BN4004 Operation and Supply Chain Analytics Syllabus:
BN4004 Operation and Supply Chain Analytics Syllabus – Anna University PG Syllabus Regulation 2021
OBJECTIVE:
➢ To treat the subject in depth by emphasizing on the advanced quantitative models and methods in logistics and supply chain management and its practical aspects and the latest developments in the field.
UNIT- I INTRODUCTION
Introduction to analytics – descriptive, predictive and prescriptive analytics, Data Driven Supply Chains – Basics, transforming supply chains, Barriers to implementation, Road Map.
UNIT- II WAREHOUSING DECISIONS
Mathematical Programming Models – P-Median Methods – Guided LP Approach – Balmer – Wolfe Method, Greedy Drop Heuristics, Dynamic Location Models, Space Determination and Layout Methods
UNIT- III INVENTORY MANAGEMENT
Inventory aggregation Models, Dynamic Lot sizing Methods, Multi-Echelon Inventory models, Aggregate Inventory system and LIMIT, Risk Analysis in Supply Chain – Measuring transit risks, supply risks, delivering risks, Risk pooling strategies.
UNIT- IV TRANSPORTATION NETWORK MODELS
Notion of Graphs, Minimal Spanning Tree, Shortest Path Algorithms, Maximal Flow Problems, Multistage Transshipment and Transportation Problems, Set covering and Set Partitioning Problems, Traveling Salesman Algorithms, Advanced Vehicle Routing Problem Heuristics, Scheduling Algorithms-Deficit function Approach and Linking Algorithms.
UNIT- V MCDMMODELS
Analytic Hierarchy Process(AHP), Data Envelopment Analysis (DEA), Fuzzy Logic and Techniques, the analytical network process (ANP), TOPSIS-Application in SCM.
TOTAL: 45 PERIODS
COURSE OUTCOMES:
➢ To enable quantitative solutions in business decision making under conditions of certainty, risk and uncertainty.
REFERENCES:
1. Nada R. Sanders, Big data driven supply chain management: A framework for implementing analytics and turning information into intelligence, Pearson Education, 2014.
2. Michael Watson, Sara Lewis, Peter Cacioppi, Jay Jayaraman, Supply Chain Network Design: Applying Optimization and Analytics to the Global Supply Chain, Pearson Education, 2013.
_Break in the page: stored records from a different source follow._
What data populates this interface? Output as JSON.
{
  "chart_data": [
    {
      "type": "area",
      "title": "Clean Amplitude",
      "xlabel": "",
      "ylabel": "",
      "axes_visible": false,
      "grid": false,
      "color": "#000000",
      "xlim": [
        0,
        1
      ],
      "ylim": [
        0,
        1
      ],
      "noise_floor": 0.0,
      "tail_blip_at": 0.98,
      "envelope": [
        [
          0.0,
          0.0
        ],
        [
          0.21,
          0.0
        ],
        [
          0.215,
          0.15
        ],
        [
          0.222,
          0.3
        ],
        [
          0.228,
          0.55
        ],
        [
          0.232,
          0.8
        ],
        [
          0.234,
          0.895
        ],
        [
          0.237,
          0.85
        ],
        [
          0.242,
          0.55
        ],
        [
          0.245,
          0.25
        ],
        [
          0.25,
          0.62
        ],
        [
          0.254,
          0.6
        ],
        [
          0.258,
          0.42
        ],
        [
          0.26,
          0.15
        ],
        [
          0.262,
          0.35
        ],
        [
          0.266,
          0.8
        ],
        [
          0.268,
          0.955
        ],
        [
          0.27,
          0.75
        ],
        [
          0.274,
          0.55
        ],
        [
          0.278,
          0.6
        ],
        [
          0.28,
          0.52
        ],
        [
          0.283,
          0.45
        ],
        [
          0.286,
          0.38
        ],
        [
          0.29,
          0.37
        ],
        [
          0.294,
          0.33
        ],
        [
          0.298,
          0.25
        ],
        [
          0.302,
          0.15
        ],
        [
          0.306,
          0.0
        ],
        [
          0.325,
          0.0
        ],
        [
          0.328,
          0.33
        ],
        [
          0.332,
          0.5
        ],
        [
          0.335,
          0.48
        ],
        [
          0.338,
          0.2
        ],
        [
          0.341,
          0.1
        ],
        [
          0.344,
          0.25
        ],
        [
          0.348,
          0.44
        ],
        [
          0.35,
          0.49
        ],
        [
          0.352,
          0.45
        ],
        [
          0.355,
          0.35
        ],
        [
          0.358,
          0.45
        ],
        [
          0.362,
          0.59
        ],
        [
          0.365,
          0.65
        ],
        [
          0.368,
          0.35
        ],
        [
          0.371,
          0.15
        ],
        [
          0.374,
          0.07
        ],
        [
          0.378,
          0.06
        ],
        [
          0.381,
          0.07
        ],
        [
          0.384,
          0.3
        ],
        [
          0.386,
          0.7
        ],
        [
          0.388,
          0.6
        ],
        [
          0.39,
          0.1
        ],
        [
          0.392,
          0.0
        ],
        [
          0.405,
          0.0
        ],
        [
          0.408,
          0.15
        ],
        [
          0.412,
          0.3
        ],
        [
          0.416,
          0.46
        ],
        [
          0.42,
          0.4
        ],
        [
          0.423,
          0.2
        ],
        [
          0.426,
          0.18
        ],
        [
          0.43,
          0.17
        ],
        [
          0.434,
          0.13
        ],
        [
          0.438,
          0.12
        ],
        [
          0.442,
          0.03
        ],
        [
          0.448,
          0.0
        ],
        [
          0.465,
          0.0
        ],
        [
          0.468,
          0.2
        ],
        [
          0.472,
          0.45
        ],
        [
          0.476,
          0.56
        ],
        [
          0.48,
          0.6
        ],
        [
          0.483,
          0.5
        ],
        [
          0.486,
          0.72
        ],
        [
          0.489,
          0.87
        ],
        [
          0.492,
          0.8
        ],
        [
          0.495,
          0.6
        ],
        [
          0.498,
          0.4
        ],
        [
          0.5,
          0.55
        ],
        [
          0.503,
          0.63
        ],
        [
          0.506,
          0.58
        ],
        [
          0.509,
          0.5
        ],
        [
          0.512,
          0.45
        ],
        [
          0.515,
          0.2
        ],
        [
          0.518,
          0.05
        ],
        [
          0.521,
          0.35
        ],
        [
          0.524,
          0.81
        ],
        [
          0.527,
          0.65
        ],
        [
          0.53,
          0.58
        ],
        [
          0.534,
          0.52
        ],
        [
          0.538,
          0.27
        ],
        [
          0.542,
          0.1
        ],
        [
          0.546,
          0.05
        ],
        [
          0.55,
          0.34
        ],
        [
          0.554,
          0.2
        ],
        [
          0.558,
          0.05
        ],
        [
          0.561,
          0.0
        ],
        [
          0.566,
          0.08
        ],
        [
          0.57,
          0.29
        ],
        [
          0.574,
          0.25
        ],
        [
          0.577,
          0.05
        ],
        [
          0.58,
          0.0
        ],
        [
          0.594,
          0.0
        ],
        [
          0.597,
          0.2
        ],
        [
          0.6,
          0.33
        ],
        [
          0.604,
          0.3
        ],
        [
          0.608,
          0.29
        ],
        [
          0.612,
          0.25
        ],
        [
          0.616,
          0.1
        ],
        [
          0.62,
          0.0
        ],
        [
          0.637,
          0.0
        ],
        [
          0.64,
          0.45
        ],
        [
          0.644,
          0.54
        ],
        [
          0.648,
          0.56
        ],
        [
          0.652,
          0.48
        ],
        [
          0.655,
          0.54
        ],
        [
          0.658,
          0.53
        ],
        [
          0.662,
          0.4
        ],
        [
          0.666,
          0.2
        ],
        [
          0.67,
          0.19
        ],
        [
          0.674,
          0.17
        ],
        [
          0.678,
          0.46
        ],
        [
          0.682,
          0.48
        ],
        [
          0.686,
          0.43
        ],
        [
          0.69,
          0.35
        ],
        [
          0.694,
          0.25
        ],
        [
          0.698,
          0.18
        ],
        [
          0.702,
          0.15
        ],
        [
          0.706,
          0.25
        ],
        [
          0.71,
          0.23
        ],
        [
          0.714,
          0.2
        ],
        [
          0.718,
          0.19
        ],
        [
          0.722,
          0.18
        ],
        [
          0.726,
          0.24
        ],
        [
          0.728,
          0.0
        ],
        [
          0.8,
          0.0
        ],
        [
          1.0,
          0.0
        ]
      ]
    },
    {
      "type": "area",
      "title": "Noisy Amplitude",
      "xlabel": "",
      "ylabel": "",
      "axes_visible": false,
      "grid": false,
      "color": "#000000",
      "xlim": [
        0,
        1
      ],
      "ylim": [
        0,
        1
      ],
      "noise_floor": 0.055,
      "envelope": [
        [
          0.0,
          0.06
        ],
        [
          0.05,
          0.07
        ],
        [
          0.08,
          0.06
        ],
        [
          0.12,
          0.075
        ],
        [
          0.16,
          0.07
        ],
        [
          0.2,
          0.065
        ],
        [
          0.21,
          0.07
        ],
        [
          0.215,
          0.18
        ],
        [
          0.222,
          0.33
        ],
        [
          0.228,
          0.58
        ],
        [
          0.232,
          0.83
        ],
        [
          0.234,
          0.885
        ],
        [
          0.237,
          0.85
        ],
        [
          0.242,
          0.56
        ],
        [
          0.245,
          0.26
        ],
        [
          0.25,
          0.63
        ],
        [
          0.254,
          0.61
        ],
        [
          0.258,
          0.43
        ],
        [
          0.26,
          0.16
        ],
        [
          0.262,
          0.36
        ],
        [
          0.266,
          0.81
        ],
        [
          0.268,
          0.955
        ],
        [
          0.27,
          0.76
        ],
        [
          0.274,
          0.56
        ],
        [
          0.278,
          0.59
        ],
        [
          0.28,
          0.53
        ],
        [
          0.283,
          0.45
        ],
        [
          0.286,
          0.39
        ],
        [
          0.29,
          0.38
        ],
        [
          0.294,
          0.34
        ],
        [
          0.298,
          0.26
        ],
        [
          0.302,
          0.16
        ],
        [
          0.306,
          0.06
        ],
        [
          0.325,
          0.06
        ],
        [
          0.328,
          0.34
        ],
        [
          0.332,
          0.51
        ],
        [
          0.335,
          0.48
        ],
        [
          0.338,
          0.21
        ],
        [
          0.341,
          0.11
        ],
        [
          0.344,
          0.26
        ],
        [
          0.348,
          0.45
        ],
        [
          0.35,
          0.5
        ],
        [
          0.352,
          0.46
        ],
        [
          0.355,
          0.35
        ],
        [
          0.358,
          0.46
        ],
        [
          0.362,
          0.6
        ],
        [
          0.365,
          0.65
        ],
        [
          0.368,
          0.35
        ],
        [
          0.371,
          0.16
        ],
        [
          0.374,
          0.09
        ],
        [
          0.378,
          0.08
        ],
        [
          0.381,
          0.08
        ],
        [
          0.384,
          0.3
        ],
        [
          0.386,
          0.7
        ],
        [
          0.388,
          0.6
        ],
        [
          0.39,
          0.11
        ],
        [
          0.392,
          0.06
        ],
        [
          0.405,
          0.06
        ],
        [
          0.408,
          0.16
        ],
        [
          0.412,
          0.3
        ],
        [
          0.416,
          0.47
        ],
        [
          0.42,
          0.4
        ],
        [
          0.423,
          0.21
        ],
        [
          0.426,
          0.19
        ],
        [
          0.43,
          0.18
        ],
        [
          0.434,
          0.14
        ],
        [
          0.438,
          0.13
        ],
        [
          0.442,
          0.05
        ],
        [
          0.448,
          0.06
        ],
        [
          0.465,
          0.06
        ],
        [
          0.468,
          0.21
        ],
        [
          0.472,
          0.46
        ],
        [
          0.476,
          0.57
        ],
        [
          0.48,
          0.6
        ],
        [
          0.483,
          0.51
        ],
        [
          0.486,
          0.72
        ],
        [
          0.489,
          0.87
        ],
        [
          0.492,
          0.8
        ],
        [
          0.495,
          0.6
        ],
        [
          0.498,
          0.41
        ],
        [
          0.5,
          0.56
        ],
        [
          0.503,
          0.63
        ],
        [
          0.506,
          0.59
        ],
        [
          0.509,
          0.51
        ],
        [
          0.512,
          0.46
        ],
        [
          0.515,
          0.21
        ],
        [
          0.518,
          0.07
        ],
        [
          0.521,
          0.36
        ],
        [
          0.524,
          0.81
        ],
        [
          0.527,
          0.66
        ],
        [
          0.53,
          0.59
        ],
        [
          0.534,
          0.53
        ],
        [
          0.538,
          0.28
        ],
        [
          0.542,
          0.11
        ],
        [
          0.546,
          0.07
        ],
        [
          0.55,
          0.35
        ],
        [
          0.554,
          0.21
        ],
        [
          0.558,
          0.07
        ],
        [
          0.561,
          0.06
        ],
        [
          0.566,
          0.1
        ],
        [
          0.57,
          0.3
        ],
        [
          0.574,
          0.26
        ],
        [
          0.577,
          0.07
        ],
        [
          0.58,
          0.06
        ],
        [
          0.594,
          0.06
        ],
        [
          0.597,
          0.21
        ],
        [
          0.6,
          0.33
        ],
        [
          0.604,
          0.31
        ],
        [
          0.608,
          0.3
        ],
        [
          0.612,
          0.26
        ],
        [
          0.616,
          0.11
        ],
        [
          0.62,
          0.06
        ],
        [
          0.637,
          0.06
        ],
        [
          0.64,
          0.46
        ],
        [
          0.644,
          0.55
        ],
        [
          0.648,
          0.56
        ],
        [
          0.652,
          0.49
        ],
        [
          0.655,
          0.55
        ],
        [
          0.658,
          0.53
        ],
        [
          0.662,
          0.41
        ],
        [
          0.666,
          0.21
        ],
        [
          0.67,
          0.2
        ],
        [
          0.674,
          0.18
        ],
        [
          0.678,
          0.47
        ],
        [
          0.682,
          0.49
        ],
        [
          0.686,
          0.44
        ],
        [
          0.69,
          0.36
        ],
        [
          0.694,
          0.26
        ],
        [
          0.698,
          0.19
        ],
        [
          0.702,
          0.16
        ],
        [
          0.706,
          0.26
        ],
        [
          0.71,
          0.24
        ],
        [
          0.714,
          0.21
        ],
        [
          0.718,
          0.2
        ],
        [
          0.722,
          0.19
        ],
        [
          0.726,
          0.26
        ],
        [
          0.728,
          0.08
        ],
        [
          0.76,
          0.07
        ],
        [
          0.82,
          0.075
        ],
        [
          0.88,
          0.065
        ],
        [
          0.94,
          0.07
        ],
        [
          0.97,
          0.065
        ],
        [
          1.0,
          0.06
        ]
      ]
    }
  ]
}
3. Anna Nagurney, Min Yu, Amir H. Masoumi, Ladimer S. Nagurney, Networks Against Time: Supply Chain Analytics for Perishable Products, Springer, 2013.
4. Kurt Y. Liu, Supply Chain Analytics: Concepts, Techniques and Applications Springer Nature, 7 Apr 2022.
5. Muthu Mathirajan, Chandrasekharan Rajendran, Sowmya narayanan Sadagopan, Arunachalam Ravindran, Parasuram Balasubramanian, Analytics inOperations/Supply Chain Management, I.K. International Publishing House Pvt. Ltd., 2016.